Identifying relative credit quality for each cohort allows the risk manager to focus on those groups of accounts with lower overall credit quality. Credit limits can be controlled, authorizations for new credit charges can be scrutinized, and marginal accounts can be monitored more closely.
Second, we were able to compare relative writeoff behavior across regions, independent of the recession's influence. New England and California are two cases in point. While writeoffs rose rapidly in New England, it was clear that the region's rapid economic deterioration was the primary culprit.
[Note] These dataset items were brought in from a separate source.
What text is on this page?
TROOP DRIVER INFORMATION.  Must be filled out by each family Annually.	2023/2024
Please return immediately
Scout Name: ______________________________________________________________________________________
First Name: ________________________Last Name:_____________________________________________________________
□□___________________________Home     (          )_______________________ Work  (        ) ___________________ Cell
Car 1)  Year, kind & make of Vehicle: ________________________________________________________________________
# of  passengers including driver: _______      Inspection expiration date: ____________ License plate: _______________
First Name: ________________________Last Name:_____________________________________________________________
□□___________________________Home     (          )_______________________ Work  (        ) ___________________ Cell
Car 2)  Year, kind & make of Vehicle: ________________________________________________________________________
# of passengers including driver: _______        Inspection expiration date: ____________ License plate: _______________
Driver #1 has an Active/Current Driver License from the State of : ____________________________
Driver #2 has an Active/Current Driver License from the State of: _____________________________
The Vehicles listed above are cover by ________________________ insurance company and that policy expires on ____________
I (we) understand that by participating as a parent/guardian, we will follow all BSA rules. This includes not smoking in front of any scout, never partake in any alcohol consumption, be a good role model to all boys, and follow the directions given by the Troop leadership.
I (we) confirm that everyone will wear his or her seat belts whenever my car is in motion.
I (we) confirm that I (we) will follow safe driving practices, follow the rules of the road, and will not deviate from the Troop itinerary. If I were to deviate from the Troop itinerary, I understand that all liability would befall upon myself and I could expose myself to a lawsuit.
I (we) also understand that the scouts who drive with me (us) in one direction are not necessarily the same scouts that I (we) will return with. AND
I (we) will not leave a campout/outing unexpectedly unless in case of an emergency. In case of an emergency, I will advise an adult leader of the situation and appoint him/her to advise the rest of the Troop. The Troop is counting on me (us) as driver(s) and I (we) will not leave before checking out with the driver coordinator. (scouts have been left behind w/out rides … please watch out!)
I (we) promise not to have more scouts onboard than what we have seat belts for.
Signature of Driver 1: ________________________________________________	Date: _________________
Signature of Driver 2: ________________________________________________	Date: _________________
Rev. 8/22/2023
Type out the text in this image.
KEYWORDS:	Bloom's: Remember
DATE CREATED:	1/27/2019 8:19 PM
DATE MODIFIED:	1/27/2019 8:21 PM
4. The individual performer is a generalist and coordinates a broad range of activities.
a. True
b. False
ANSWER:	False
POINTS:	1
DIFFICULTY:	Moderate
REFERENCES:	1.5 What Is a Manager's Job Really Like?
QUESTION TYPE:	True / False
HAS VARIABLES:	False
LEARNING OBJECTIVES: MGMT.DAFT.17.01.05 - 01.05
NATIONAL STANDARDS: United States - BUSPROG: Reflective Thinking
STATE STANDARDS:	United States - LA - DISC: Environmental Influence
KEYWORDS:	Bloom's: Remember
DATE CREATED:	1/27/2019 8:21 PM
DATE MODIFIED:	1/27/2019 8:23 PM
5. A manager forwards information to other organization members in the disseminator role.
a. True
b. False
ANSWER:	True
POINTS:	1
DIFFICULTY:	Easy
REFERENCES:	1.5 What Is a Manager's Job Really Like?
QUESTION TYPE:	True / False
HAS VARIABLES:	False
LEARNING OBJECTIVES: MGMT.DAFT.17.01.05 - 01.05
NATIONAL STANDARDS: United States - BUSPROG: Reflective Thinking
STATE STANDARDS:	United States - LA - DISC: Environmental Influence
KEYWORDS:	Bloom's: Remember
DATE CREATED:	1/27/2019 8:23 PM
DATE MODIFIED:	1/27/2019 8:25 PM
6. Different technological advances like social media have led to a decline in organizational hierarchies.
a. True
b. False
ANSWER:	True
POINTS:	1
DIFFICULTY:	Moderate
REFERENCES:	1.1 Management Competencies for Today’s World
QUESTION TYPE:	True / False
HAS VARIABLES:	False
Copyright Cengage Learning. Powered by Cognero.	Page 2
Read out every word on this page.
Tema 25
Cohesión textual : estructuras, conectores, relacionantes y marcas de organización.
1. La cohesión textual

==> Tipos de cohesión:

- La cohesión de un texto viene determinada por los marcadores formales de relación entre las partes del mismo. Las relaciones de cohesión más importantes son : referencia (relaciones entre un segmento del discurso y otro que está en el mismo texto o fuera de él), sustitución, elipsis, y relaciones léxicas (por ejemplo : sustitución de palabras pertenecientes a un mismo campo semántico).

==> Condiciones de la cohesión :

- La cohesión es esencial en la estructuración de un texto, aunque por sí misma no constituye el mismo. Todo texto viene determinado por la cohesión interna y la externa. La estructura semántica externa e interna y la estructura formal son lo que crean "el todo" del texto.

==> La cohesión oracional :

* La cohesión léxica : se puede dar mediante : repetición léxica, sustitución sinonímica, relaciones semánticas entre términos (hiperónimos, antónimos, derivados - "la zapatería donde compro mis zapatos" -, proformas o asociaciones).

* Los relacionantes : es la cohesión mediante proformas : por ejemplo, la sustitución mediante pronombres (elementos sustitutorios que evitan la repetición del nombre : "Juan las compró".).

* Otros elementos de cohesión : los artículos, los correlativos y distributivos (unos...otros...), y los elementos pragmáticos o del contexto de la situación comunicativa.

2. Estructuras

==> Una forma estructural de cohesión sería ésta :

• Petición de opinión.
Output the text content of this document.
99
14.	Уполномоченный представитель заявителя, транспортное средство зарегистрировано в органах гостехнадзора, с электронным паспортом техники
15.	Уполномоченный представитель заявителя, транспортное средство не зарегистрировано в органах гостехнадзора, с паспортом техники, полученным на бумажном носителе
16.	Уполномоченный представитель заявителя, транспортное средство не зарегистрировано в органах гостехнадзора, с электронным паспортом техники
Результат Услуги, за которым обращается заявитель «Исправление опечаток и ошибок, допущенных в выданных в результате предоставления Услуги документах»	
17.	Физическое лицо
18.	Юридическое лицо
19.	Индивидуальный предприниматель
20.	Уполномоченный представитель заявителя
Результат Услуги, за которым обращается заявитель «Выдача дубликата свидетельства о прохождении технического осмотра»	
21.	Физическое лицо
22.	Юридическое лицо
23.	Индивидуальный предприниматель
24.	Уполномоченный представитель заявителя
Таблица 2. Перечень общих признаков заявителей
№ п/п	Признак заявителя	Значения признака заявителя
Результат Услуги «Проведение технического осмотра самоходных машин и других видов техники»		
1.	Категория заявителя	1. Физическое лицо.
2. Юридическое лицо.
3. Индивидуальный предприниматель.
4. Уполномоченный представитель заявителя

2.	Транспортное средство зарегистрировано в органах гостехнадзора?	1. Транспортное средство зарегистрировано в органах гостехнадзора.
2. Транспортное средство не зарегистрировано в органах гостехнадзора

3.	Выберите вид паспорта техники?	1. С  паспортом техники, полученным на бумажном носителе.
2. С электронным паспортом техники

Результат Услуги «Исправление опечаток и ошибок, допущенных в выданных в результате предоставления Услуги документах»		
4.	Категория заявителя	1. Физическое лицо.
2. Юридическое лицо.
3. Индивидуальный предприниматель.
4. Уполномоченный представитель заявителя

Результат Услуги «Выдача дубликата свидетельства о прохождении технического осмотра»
Independent of the recession, however, the peak writeoff rate in New England was actually quite low. This is consistent with other default behavior in New England, on mortgage loans for example, and seems related to the region's traditional conservatism.
A Different Story
In contrast, the California economy up to now has fared better than New England's, but adjustments for the recession show that peak writeoff rates in California are significantly higher than in New England.
This may be related to a more liberal financial lifestyle, along with legal differences that make it easier to declare bankruptcy in California.
Two years ago, when the economy began to deteriorate, credit card products for most banks were a strong source of income net of writeoffs, which could partially offset the problems in commercial loan and highly leveraged transaction portfolios. Unfortunately, recent loss behavior shows that credit card portfolios can be highly sensitive to recession.
With the entry of nonbank credit card providers such as American Telephone and Telegraph Co., competition on interest rates and annual fees is heating up, as shown by Citibank's recent policy changes on pricing.
Danger of Interference
Regulatory intervention by the government has the potential to further erode the profits banks earn from credit cards. In this environment, understanding and controlling risk will become the key to preserving credit card profitability.
The benefits of early-warning signals on regional credit deterioration can be significant. In the current slow-growth environment, the identification and anticipation of credit problems will improve the credit process, and the best tools available will incorporate differences in the impact of regional economic behavior on card portfolios.